Notre hypothèse sur la qualité de ces hybrides F1 est que nous avons utilisé le café Ethiopien comme parent mâle, quand nous aurions dû l’utiliser comme parent femelle pour profiter de l’hérédité maternelle, sans doute important chez le caféier Arabica, et obtenir de meilleurs résultats.

Pouvez-vous préciser par rapport à quoi vous évaluez la qualité de ces hybrides ? 

Aux cafés issus des caféiers sauvages d’Ethiopie, auxquels seuls les chercheurs ont accès. Il y a finalement très peu de gens qui ont accès aux vrais caféiers sauvages ou aux ‘semi-sauvages’ sur lesquels on récolte du café en Ethiopie. Une grande partie du café cultivé en Ethiopie provient de plantations industrielles qui utilisent des variétés américaines. 

Hors de l’Ethiopie, pour comparer, vous pouvez faire une expérience unique avec la variété ‘Geisha’ qui est cultivée au Panama et de plus en plus souvent en Amérique Centrale et Andine.

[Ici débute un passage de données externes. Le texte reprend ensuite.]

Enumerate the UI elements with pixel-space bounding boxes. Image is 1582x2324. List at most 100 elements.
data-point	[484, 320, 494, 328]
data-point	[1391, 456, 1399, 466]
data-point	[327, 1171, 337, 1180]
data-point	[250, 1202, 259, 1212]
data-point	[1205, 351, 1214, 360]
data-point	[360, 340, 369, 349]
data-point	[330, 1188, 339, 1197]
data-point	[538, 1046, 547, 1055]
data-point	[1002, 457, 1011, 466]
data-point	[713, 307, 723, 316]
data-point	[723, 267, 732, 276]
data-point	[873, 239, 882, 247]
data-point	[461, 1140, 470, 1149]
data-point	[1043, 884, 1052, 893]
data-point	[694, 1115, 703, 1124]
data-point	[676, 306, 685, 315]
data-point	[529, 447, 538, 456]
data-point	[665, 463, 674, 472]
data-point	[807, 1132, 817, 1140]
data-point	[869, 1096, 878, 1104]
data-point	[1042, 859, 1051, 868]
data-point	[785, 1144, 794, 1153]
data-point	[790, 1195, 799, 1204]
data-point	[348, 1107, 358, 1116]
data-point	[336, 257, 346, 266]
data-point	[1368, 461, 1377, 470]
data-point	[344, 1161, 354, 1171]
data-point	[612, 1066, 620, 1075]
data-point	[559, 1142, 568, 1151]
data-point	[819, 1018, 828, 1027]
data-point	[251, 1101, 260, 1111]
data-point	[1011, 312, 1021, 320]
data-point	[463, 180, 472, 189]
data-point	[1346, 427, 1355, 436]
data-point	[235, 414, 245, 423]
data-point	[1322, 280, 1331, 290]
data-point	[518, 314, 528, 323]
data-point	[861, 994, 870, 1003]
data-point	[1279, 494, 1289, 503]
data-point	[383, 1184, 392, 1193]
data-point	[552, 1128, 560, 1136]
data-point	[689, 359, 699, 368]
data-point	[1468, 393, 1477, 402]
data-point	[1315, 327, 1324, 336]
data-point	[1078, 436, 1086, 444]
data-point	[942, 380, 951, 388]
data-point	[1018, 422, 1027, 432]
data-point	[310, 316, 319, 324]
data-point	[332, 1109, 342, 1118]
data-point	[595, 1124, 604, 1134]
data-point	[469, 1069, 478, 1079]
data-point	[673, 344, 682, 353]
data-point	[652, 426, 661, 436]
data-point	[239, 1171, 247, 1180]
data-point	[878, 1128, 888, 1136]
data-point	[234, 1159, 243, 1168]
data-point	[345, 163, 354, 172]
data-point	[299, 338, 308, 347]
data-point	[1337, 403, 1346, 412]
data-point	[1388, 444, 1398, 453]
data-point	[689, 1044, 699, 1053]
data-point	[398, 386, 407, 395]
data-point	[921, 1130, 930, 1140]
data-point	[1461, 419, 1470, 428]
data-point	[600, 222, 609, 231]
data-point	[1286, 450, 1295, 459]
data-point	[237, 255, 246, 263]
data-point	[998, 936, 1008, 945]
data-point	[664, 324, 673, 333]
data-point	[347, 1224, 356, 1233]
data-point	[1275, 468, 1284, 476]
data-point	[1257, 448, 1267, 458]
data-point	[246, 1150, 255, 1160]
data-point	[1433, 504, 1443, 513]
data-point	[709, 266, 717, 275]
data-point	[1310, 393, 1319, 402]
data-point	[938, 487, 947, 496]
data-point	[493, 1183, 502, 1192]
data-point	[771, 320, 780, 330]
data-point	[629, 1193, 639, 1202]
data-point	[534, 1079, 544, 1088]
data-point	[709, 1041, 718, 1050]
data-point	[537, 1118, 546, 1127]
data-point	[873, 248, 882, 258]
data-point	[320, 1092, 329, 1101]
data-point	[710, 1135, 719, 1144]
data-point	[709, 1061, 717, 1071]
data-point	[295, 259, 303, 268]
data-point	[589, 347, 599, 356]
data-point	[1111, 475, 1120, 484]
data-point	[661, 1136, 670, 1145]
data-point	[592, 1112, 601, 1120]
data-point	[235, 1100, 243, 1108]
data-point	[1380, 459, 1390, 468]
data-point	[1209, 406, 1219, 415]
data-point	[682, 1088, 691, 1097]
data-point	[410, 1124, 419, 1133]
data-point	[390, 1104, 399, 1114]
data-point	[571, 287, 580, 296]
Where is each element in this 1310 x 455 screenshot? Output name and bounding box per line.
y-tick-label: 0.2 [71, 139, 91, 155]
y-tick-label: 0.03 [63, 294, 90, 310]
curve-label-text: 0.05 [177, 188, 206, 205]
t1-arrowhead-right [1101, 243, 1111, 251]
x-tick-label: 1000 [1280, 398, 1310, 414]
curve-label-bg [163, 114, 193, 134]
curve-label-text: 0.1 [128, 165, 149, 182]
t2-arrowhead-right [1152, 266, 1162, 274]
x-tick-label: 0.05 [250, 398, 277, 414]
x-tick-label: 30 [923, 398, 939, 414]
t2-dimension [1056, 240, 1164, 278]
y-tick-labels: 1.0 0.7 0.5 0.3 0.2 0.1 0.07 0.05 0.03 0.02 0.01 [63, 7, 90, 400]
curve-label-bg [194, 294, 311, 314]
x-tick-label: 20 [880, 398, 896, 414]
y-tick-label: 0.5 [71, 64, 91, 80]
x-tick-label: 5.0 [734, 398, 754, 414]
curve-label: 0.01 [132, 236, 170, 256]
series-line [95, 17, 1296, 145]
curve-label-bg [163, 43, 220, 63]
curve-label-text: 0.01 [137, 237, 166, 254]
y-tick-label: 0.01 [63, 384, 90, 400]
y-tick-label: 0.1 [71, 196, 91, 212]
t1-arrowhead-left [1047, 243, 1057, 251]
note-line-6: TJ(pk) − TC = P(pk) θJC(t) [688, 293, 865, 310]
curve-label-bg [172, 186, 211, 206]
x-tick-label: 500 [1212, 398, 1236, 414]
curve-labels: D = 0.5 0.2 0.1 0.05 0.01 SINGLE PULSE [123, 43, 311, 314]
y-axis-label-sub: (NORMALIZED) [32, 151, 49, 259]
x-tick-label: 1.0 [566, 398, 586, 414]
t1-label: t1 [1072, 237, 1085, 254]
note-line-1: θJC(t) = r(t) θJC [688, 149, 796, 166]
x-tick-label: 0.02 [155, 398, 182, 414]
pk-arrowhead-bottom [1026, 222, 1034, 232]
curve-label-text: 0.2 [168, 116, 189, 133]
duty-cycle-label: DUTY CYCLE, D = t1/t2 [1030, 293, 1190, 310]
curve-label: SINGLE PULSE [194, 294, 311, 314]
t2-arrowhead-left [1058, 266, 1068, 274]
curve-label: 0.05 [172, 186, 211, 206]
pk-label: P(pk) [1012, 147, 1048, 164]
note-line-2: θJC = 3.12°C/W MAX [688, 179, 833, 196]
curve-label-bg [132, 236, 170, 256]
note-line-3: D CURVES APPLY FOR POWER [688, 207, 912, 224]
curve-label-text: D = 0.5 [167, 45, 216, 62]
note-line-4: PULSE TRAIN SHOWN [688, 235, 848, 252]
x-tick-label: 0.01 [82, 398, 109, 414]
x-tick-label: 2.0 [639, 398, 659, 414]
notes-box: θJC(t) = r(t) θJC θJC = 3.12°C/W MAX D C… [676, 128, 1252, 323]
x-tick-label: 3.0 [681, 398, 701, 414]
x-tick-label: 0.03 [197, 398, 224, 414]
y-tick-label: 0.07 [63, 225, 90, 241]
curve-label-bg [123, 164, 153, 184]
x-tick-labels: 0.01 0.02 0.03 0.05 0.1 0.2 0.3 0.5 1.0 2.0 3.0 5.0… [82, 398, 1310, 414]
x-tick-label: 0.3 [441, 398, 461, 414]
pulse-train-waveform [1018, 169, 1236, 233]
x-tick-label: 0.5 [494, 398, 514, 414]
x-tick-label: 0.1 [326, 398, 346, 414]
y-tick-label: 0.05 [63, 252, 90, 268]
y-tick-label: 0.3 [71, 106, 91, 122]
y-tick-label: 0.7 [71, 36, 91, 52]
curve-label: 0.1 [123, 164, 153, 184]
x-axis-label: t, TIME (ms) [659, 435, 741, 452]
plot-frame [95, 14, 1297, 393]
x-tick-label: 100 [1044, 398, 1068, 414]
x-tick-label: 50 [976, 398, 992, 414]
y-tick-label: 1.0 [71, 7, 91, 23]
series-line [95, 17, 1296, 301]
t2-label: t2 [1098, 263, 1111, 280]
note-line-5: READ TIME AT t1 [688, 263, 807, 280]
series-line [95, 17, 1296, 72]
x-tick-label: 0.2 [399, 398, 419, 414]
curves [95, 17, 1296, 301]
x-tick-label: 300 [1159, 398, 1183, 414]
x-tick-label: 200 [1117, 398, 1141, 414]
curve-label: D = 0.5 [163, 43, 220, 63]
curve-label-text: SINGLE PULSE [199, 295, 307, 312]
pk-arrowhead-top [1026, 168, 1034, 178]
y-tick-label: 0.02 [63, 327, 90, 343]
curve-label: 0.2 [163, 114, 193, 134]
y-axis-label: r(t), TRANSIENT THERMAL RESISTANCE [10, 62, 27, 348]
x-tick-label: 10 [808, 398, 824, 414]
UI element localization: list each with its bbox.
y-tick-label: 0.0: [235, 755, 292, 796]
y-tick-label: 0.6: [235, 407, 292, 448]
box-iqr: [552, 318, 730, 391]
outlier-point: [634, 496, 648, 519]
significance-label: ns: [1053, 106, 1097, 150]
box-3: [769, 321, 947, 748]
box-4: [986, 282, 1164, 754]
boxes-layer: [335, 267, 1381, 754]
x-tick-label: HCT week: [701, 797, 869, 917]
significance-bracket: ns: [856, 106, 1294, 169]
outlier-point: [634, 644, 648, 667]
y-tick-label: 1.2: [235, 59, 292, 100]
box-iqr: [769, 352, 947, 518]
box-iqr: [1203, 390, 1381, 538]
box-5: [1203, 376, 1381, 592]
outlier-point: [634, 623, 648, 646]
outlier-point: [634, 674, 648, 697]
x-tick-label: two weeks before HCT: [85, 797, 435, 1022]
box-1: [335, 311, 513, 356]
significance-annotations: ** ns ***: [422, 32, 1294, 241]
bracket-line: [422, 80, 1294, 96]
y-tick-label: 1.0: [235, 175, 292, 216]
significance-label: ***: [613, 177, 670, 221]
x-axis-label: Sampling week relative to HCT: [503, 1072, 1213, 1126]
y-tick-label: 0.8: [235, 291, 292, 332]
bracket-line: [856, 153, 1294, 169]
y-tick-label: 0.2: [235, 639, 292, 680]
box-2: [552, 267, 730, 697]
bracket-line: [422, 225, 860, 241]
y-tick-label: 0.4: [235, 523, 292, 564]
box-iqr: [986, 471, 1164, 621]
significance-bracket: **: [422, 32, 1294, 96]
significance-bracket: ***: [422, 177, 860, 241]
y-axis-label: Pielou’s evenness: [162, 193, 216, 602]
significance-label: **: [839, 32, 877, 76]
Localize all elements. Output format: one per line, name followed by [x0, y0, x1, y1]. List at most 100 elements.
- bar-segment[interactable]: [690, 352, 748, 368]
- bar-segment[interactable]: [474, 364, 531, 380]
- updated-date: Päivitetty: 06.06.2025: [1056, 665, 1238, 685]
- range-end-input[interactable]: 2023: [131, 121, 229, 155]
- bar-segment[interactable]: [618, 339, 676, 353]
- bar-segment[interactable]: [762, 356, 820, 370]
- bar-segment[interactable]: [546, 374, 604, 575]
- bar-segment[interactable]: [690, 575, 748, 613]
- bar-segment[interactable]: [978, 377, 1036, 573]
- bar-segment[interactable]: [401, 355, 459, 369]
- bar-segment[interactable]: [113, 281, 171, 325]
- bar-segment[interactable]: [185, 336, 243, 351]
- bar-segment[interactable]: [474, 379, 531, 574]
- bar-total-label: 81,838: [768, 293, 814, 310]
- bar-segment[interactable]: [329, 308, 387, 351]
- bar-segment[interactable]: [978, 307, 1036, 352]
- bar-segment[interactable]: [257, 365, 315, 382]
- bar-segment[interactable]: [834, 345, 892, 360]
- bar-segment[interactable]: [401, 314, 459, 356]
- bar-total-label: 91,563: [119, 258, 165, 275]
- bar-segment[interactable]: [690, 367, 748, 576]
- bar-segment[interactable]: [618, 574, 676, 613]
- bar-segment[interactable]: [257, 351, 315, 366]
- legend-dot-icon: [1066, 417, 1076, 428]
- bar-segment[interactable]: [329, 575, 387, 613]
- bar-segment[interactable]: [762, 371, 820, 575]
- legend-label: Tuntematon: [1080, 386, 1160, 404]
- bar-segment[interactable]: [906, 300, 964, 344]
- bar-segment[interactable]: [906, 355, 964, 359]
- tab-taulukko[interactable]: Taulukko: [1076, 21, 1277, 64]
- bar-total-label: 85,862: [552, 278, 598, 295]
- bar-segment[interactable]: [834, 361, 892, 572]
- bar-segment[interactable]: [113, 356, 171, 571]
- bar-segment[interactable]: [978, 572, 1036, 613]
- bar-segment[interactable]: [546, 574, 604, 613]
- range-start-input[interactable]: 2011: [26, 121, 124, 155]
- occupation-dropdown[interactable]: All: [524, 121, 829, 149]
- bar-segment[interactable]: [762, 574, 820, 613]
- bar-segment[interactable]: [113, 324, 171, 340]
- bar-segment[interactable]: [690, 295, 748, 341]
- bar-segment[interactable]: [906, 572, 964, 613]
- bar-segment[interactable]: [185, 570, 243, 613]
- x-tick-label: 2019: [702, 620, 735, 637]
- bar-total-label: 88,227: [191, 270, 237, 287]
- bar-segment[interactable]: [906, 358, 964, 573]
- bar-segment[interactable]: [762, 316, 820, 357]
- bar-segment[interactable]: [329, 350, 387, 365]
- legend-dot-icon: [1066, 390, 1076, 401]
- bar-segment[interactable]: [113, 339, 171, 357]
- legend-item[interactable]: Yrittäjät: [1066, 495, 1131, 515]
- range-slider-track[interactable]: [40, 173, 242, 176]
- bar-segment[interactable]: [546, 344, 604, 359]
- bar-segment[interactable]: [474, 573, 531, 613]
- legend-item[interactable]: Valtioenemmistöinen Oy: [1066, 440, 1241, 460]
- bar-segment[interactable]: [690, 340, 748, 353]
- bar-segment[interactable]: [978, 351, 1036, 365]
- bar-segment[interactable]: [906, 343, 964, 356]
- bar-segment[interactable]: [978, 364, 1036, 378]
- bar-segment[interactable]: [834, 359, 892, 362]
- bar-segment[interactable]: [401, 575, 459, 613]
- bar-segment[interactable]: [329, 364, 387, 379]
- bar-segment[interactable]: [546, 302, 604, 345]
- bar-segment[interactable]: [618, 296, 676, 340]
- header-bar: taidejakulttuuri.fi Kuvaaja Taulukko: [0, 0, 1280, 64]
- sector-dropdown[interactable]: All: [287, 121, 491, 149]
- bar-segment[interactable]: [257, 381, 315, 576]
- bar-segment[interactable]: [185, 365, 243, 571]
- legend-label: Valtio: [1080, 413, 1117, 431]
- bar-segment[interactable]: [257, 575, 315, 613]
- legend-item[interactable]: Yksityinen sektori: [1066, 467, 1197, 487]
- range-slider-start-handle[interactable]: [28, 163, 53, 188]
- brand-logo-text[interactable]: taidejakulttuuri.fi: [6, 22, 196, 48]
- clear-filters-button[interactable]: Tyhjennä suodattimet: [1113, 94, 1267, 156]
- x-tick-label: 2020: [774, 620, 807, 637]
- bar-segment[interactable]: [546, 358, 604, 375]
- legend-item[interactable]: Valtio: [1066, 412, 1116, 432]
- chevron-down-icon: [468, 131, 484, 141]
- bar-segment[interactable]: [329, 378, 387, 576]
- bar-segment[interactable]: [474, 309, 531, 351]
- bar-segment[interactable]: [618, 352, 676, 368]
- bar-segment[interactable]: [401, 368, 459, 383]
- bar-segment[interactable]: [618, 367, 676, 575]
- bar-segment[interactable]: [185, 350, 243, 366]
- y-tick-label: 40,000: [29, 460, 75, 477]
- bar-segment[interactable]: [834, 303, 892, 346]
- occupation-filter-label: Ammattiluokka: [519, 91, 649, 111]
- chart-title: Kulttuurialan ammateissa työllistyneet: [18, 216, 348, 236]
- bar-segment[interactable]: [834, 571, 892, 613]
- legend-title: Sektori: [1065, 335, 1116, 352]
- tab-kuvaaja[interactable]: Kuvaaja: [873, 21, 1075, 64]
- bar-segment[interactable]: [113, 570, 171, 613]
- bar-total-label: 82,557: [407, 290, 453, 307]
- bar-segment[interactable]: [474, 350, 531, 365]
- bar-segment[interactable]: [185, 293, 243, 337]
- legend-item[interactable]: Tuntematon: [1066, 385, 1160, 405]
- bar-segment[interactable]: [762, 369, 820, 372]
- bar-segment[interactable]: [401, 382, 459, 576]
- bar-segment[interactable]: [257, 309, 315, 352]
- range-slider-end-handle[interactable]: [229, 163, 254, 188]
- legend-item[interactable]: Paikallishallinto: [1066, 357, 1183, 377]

Mais attention il faut encore que cette variété soit cultivée suivant les règles de l’art : en altitude et avec un bon accompagnement agronomique (taille, fertilisation et pratiques pots-récolte impeccables) pour préserver son goût remarquable. 

Comment faire, alors, pour que ces hybrides viennent égaler les cafés sauvages ? 

Cela demande des recherches complémentaires. On commence seulement à travailler sur cette question, mais avec de très petits fonds comme je le disais tout à l’heure. Récemment nous avons créé des hybrides F1 entre Geisha et la variété Marsellesa et nous en attendons beaucoup…  car cette fois Geisha est la ‘maman’ !

Le programme du CIRAD auquel participe Benoît Bertrand est financé par Breedcafs. Le projet Breedcafs a reçu des fonds du programme de recherche et d’innovation de l’Union Européenne Horizon 2020, sous l’accord 727934.